2.3. Diretrizes para Franqueadoras: Blindagem Contratual e Gestão de Conflitos
Diante da gravidade da violação da segmentação, a franqueadora deve agir para proteger a integridade da rede. A omissão da franqueadora diante de um desvio de padrão pode ser interpretada, inclusive, como falha em seu dever de gestão e proteção da marca perante os demais franqueados.
Para isso, são necessárias medidas preventivas e reativas:
1. Clareza Absoluta na COF e no Contrato: A Circular de Oferta de Franquia (COF) e o Contrato de Franquia devem ser explícitos, claros e inequívocos ao definir o público-alvo. A segmentação não deve ser tratada em cláusulas genéricas, mas sim em cláusulas essenciais que definem o objeto do contrato e as obrigações fundamentais do franqueado. Deve-se estipular que o atendimento a públicos fora do escopo definido é considerado uma infração grave.
2. Manuais Operacionais Detalhados: Os manuais da franquia devem reiterar e justificar a importância da segmentação, detalhando os protocolos de atendimento e comunicação voltados exclusivamente ao público-alvo.
3. Treinamentos: A franqueadora deve promover treinamentos periódicos para franqueados e suas equipes, destacando a importância da segmentação para a marca.
4. Monitoramento e Auditoria (Consultoria de Campo): A franqueadora deve utilizar suas ferramentas de supervisão, como a consultoria de campo e o "cliente oculto", não apenas para verificar a limpeza ou venda de produtos não homologados, mas para auditar ativamente se a segmentação está sendo respeitada.
5. Ação Rápida e Proporcional (Gestão da Infração): Ao identificar a infração, a franqueadora deve agir com celeridade, seguindo o rito previsto em contrato. Isso geralmente envolve:
Notificação Extrajudicial: Comunicar formalmente o franqueado sobre a infração, apontando as cláusulas contratuais violadas e estipulando um prazo para a regularização imediata da conduta.
Aplicação de Penalidades: Caso a conduta persista, aplicar as penalidades contratuais cabíveis, que podem incluir multas.

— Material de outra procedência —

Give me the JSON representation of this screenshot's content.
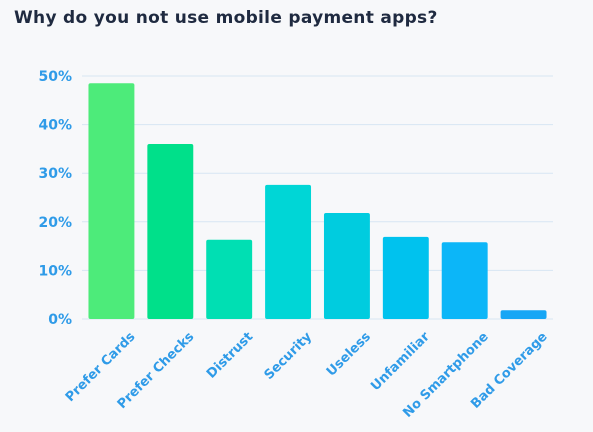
{
  "chart_data": {
    "type": "bar",
    "title": "Why do you not use mobile payment apps?",
    "xlabel": "",
    "ylabel": "",
    "ylim": [
      0,
      50
    ],
    "yticks": [
      "0%",
      "10%",
      "20%",
      "30%",
      "40%",
      "50%"
    ],
    "categories": [
      "Prefer Cards",
      "Prefer Checks",
      "Distrust",
      "Security",
      "Useless",
      "Unfamiliar",
      "No Smartphone",
      "Bad Coverage"
    ],
    "values": [
      48.5,
      36,
      16.3,
      27.6,
      21.8,
      16.9,
      15.8,
      1.8
    ],
    "colors": [
      "#4deb7a",
      "#00e08a",
      "#00dfb3",
      "#00d6d6",
      "#00ccdf",
      "#00c2ee",
      "#0cb6f8",
      "#16a6f5"
    ],
    "grid": true
  }
}
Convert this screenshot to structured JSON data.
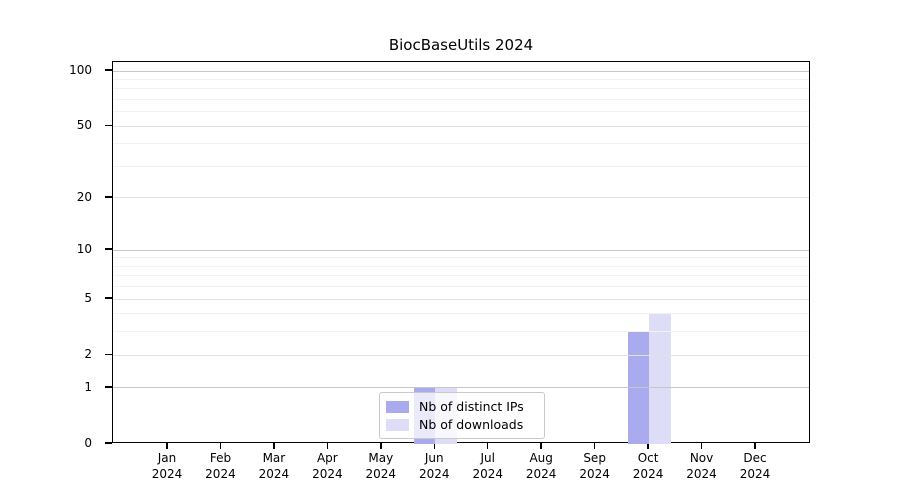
{
  "chart_data": {
    "type": "bar",
    "title": "BiocBaseUtils 2024",
    "categories": [
      "Jan",
      "Feb",
      "Mar",
      "Apr",
      "May",
      "Jun",
      "Jul",
      "Aug",
      "Sep",
      "Oct",
      "Nov",
      "Dec"
    ],
    "category_year": "2024",
    "series": [
      {
        "name": "Nb of distinct IPs",
        "key": "distinct-ips",
        "color": "#aaaaee",
        "values": [
          0,
          0,
          0,
          0,
          0,
          1,
          0,
          0,
          0,
          3,
          0,
          0
        ]
      },
      {
        "name": "Nb of downloads",
        "key": "downloads",
        "color": "#ddddf7",
        "values": [
          0,
          0,
          0,
          0,
          0,
          1,
          0,
          0,
          0,
          4,
          0,
          0
        ]
      }
    ],
    "y_scale": "log1p",
    "ylim": [
      0,
      100
    ],
    "y_ticks": [
      0,
      1,
      2,
      5,
      10,
      20,
      50,
      100
    ],
    "y_decade_gridlines": [
      1,
      10,
      100
    ],
    "y_major_gridlines": [
      2,
      5,
      20,
      50
    ],
    "y_minor_gridlines": [
      3,
      4,
      6,
      7,
      8,
      9,
      30,
      40,
      60,
      70,
      80,
      90
    ],
    "grid": "on",
    "legend_position": "bottom-center",
    "xlabel": "",
    "ylabel": ""
  },
  "colors": {
    "grid_decade": "#c6c6c6",
    "grid_major": "#e2e2e2",
    "grid_minor": "#f2f2f2",
    "axis_frame": "#000000",
    "text": "#000000",
    "legend_border": "#c9c9c9"
  }
}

Rescisão Contratual: Em casos de reincidência ou manutenção da infração grave, a rescisão do contrato por justa causa do franqueado é a medida cabível e juridicamente defensável, protegendo toda a rede.
3. Conclusão
A segmentação de mercado na Circular de Oferta de Franquia (COF) e Contrato de Franquia é o alicerce sobre o qual o negócio foi construído. A definição de um público-alvo específico é parte integrante e essencial do know-how transferido e um dos principais ativos que compõem o valor da marca.
O franqueado que, deliberadamente, ignora a segmentação definida contratualmente para obter um ganho de curto prazo, não está apenas descumprindo uma diretriz da franqueadora, mas descaracterizando o modelo de negócio, comprometendo a coerência da marca e prejudicando toda a rede de franqueados.
Cabe às franqueadoras estabelecerem, de forma juridicamente robusta em seus instrumentos (COF, Contrato de Franquia e Manuais), a essencialidade da segmentação. E, mais importante, cabe-lhes o dever para com a rede de zelar ativamente pelo cumprimento desses padrões, garantindo que marca seja apresentada de forma uniforme e íntegra em todas as unidades.
Referências
SANTOS, Alexandre David. Comentários à nova lei de franquia Lei n. 13.966/2019. 2. ed. São Paulo: Almedina, 2023, p. 36.